Rules Regulating RVs Moves Forward In Loxahatchee Groves

The Loxahatchee Groves Town Council approved the preliminary reading Tuesday, Nov. 3 of an ordinance allowing recreational vehicles to be parked on private property.

The ordinance had been introduced at the council’s previous meeting but was postponed to allow several changes, including the removal of the term “agricultural structures,” whose presence on a property would allow the parking of RVs, whereas the ordinance was designed to allow the parking of a certain number of RVs on land with a residential structure.

Councilwoman Laura Danowski said she had received calls from residents asking why the reference to agricultural structures had been removed.

“The logic was somebody could throw up a lean-to and call it an agricultural structure,” said Danowski, who asked if a definition of “agricultural structures” could be added. “We are an ag community, and why are we taking out ‘ag structure?’”

Councilwoman Phillis Maniglia said the purpose of the ordinance was to avoid having RV parks on vacant land.

“That’s what the people don’t want,” Maniglia said. “Not everybody is equestrian in this town, and the people feel the equestrians are getting a lot of benefit.”

She pointed out that someone could have an ornate barn on a property, but it would not be a residence, and she felt some people might take advantage of the definition of an agricultural structure to park an excessive number of RVs on the property.

Town Manager Jamie Titcomb said the question could be referred to the Unified Land Development Advisory Committee to construct a definition of agricultural structures.

Vice Mayor Marge Herzog asked if there are protections for some RV parks in town that had been grandfathered in before the town incorporated, and Titcomb said he would research their status if he were provided addresses.

Councilman Robert Shorr said he would like staff to put together a fee schedule so the council could understand the financial impact of the ordinance.

“This ordinance is just letting them do it,” Shorr said. “Staff is going to have to put together a whole process about how they go about doing it.”

He pointed out that one of the driving factors of creating the ordinance was to control the pumping out of RV waste illegally.

Maniglia made a motion to approve the first reading of the ordinance, which carried 5-0.

Under the ordinance, all RVs would be allowed on a temporary basis for no more than 180 days provided that there is a residential dwelling on the parcel. A registration permit would be set by a council resolution, which would be valid for six months and be required for each RV on site.

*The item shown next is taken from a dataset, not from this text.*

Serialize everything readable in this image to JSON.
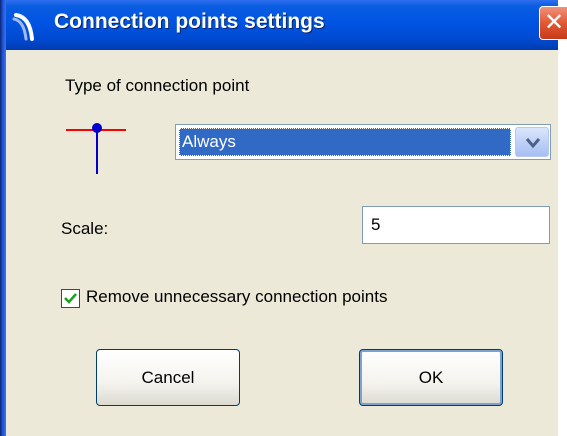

One RV would be allowed on parcels less than two acres, two RVs on property between two and less than 10 acres, and no more than four RVs on property of 10 acres or more. Placement of the RVs must be set back from property lines at least 25 feet and must be hooked up or have access to electrical service and potable well and sanitary sewer services. People residing in the RV must be able to show a permanent residence in another location.